In the present study we analyzed 135 CTEPH patients and found that a decreased %FEV1.0 and %MMF were correlated with the degree of vascular obstruction and pulmonary hemodynamics. On analyzing the CTA obstruction score, pulmonary hemodynamics and PFT parameters one year after PEA, the %FEV1.0 was found to be improved with the improvement of CTA obstruction score and pulmonary hemodynamics. The improvement of the %FEV1.0 due to the improvement of vascular occlusion or stenosis is consistent with the findings of a previous study by Takei et al. describing balloon pulmonary angioplasty cases [20]. Those findings suggest that the obstructive impairment in CTEPH patients might have an etiological correlation with the degree of vascular obstruction.
The present findings newly suggest that airway obstruction has an etiological correlation with vascular involvement in CTEPH. We excluded the CTEPH patients who had a smoking history in order to exclude obstructive impairment due to COPD as much as possible. In a previous case report, a CTEPH patient was misdiagnosed with bronchial asthma because of exertional dyspnea and a low FEV1.0 [8]. A low FEV1.0 does not necessarily mean the presence of airway disease such as COPD and asthma in patients having exertional dyspnea. We should keep the possibilities of the pathophysiological condition with right heart burden including CTEPH in mind while carrying out a physical examination, chest X-ray, electro-cardiogram, etc.

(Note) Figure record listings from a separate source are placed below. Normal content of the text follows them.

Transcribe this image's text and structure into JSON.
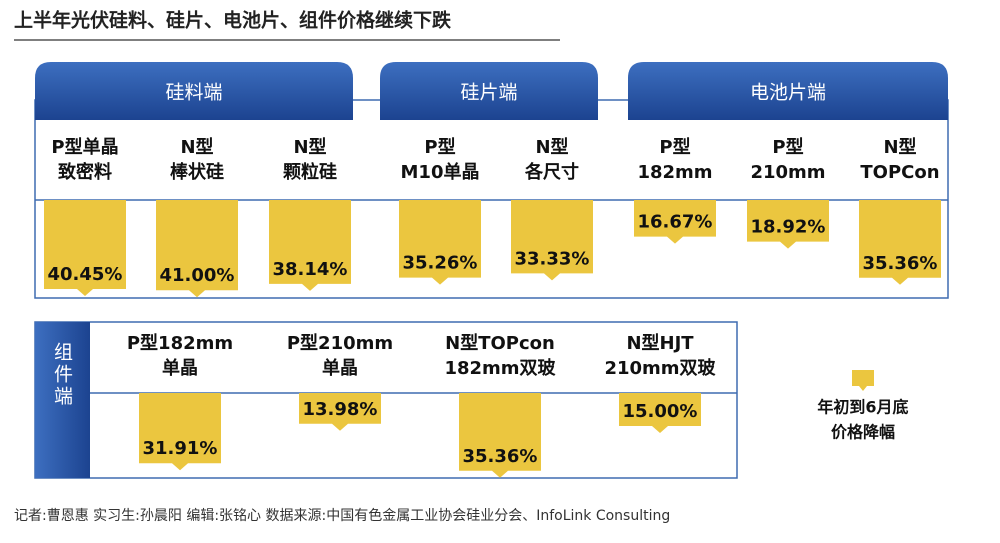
{
  "title": "上半年光伏硅料、硅片、电池片、组件价格继续下跌",
  "sections": [
    {
      "name": "硅料端",
      "items": [
        {
          "label": [
            "P型单晶",
            "致密料"
          ],
          "value": 40.45,
          "value_label": "40.45%"
        },
        {
          "label": [
            "N型",
            "棒状硅"
          ],
          "value": 41.0,
          "value_label": "41.00%"
        },
        {
          "label": [
            "N型",
            "颗粒硅"
          ],
          "value": 38.14,
          "value_label": "38.14%"
        }
      ]
    },
    {
      "name": "硅片端",
      "items": [
        {
          "label": [
            "P型",
            "M10单晶"
          ],
          "value": 35.26,
          "value_label": "35.26%"
        },
        {
          "label": [
            "N型",
            "各尺寸"
          ],
          "value": 33.33,
          "value_label": "33.33%"
        }
      ]
    },
    {
      "name": "电池片端",
      "items": [
        {
          "label": [
            "P型",
            "182mm"
          ],
          "value": 16.67,
          "value_label": "16.67%"
        },
        {
          "label": [
            "P型",
            "210mm"
          ],
          "value": 18.92,
          "value_label": "18.92%"
        },
        {
          "label": [
            "N型",
            "TOPCon"
          ],
          "value": 35.36,
          "value_label": "35.36%"
        }
      ]
    },
    {
      "name": "组件端",
      "items": [
        {
          "label": [
            "P型182mm",
            "单晶"
          ],
          "value": 31.91,
          "value_label": "31.91%"
        },
        {
          "label": [
            "P型210mm",
            "单晶"
          ],
          "value": 13.98,
          "value_label": "13.98%"
        },
        {
          "label": [
            "N型TOPcon",
            "182mm双玻"
          ],
          "value": 35.36,
          "value_label": "35.36%"
        },
        {
          "label": [
            "N型HJT",
            "210mm双玻"
          ],
          "value": 15.0,
          "value_label": "15.00%"
        }
      ]
    }
  ],
  "legend": [
    "年初到6月底",
    "价格降幅"
  ],
  "color": "#ebc63f",
  "footer": "记者:曹恩惠   实习生:孙晨阳   编辑:张铭心   数据来源:中国有色金属工业协会硅业分会、InfoLink Consulting"
}
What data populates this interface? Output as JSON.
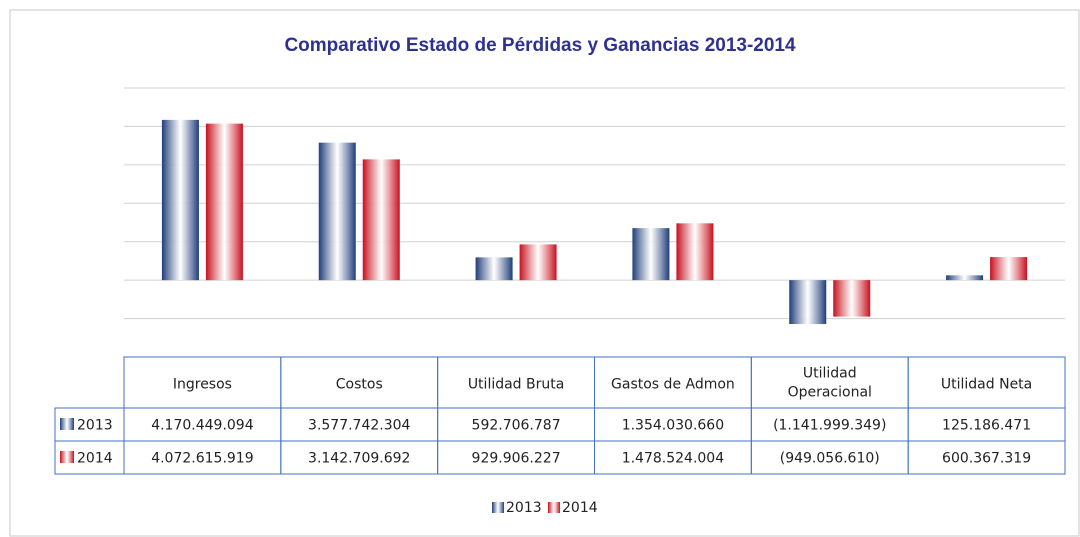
{
  "chart_data": {
    "type": "bar",
    "title": "Comparativo Estado de Pérdidas y Ganancias 2013-2014",
    "categories": [
      "Ingresos",
      "Costos",
      "Utilidad Bruta",
      "Gastos de Admon",
      "Utilidad Operacional",
      "Utilidad Neta"
    ],
    "series": [
      {
        "name": "2013",
        "color": "#1f3d7a",
        "values": [
          4170449094,
          3577742304,
          592706787,
          1354030660,
          -1141999349,
          125186471
        ],
        "value_labels": [
          "4.170.449.094",
          "3.577.742.304",
          "592.706.787",
          "1.354.030.660",
          "(1.141.999.349)",
          "125.186.471"
        ]
      },
      {
        "name": "2014",
        "color": "#c8101e",
        "values": [
          4072615919,
          3142709692,
          929906227,
          1478524004,
          -949056610,
          600367319
        ],
        "value_labels": [
          "4.072.615.919",
          "3.142.709.692",
          "929.906.227",
          "1.478.524.004",
          "(949.056.610)",
          "600.367.319"
        ]
      }
    ],
    "ylim": [
      -2000000000,
      5000000000
    ],
    "yticks": [
      -1000000000,
      0,
      1000000000,
      2000000000,
      3000000000,
      4000000000,
      5000000000
    ],
    "grid": true
  }
}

Summarizing the previous studies, the pathological changes in CTEPH are characterized by thrombotic occlusion and remodeling of non-obstructed arteries induced by the flow diversion from obstructed arteries [21, 22]. In the area where pulmonary arteries are occluded, peripheral opacites caused by infarction are frequent findings on chest CT [23, 24]. Lung infarction could affect local airflow by collapsing the alveolar- bronchiole regions. On the other side, many papers described that the disparity in segmental vessel size reflecting the irregular distribution of emboli within the lungs was a characteristic finding of the CTEPH [23, 25, 26]. Local enlargement of the peripheral pulmonary arteries may lead to compression of bronchi nearby.
Another possible important factor of flow limitation underlying CTEPH is the concept of ‘‘inflammatory thrombosis’’. Various inflammatory substances are reportedly generated from blood clots and remodeled pulmonary arteries, including CRP [27], TNF-α [28], and MCP-1 [29]. These cytokines are also reported to enhance the bronchial contraction [30–32]. In our results, significant correlation was observed between CTA obstruction score and the %FEV1.0 (Fig. 1). Inflammatory cytokines from blood clots in the subsegmental pulmonary arteries might lead to contraction of bronchioles nearby.
This is the first report to evaluate the respiratory impedance in patients with CTEPH, although the respiratory impedance parameters were poorly correlated with the spirometry parameters. The FOT is a method of measuring the lung mechanics that is better at the early detection of flow limitation than spirometry [33–35]. The correlation between the FOT and spirometry parameters has been previously reported. In COPD and asthma, R5 moderately correlates with the FEV1.0 and is thus used as an index of airway obstruction [36–38]. X5, Fres, and ALX are indicators of resistance of lung expansion or shrinkage and reflect abnormalities of the lung parenchyma [37]. In the present study, the FOT parameters were poorly correlated with spirometry, in contrast to the previous studies mentioned above (Additional File 1). Because the respiratory impedance in CTEPH patients showed differing trends from those in COPD or asthma [37, 38], there might be an etiological difference between the obstructive impairment seen in CTEPH and that in COPD/asthma. Further investigations will help clarify the entire CTEPH etiology.
Several limitations associated with the present study warrant mention. First, the study design was a retrospective, single-center, observational study. Second, we were unable to clarify the detailed mechanism underlying the respiratory function changes because we were unable to perform pathological analyses. An additional multicenter investigation is therefore required.